César G. Damiá añade su propia versión del resucitado trasladándonos a una maravillosa ambientación wéstern muy deudora de las películas de Clint Eastwood. En El muerto, el protagonista regresa desde la horca para cobrarse una justa venganza. La mezcla de wéstern y terror resulta muy estimulante. Dejad que os acaricie el polvo del desierto, y vislumbrad la figura del resucitado. Ya se acerca.
El muerto (César G. Damiá)
El cuerpo tensa la soga que se enrosca en su cuello. Un ligero balanceo marca el transcurrir de un tiempo que ya no le pertenece. El fondo es un bello atardecer que se destiñe a cada instante. Un relincho rompe el silencio. Como si fuera un canto de sirena, lo acompaña hasta la locura. Un caballo aparece en el cuadro. Viaja sin silla, sin alforjas, sin riendas. A su lomo, una figura macabra.
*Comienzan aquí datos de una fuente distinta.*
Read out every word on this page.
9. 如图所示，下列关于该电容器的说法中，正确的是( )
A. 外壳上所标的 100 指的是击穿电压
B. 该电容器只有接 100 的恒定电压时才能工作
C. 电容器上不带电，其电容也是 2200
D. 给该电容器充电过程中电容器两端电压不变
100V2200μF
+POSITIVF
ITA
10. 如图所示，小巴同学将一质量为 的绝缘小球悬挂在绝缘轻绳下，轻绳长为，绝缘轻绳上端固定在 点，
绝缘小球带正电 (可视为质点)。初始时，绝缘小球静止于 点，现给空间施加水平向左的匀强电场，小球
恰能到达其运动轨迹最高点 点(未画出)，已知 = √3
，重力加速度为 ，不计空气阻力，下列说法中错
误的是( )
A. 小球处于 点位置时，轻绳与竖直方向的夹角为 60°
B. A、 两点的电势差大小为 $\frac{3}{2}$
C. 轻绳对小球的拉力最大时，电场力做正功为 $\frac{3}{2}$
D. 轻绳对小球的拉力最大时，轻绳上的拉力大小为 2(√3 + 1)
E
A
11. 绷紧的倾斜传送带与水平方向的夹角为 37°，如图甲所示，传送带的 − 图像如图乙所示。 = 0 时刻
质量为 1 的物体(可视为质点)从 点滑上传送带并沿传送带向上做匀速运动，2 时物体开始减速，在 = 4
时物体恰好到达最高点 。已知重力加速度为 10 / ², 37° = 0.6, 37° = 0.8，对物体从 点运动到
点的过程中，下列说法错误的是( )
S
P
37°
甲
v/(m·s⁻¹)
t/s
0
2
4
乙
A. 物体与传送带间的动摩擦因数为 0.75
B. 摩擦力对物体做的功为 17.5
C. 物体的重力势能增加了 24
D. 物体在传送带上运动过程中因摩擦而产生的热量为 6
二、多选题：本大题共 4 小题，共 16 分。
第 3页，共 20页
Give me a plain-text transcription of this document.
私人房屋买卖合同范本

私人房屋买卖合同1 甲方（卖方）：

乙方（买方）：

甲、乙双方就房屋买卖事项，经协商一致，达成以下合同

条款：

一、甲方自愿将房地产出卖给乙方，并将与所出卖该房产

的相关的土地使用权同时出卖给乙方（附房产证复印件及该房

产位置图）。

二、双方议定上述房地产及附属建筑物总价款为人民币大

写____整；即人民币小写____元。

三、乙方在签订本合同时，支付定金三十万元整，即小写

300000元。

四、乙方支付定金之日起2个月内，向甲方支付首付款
Un hombre incompleto que perdió piel y carne en algún momento.
El animal se detiene y un dedo huesudo apunta al cadáver que cuelga del árbol. El cielo ha oscurecido y se ha plagado de estrellas. En alguna parte aúlla un coyote. Es esta una jornada de lamentos. El jinete ríe. Espolea al caballo y se pone en marcha. Las pisadas se alejan al galope y ambos se pierden en la noche. El muerto se mece, la cuerda rechina y unos ojos cobran vida.
El revivido siente la presión de la cuerda alrededor del cuello. La agarra con las manos e intenta liberarse. El esfuerzo es inútil. Decide cortarla de cuajo con su cuchillo. El filo saja y el cadáver cae a peso sobre la tierra roja del desierto. No nota dolor, pero la piel le arde. No siente hambre, aunque el estómago ruge como un león. No tiene sed, pero la lengua es esparto. Se levanta y se pone en marcha sin rumbo, guiado por un impulso.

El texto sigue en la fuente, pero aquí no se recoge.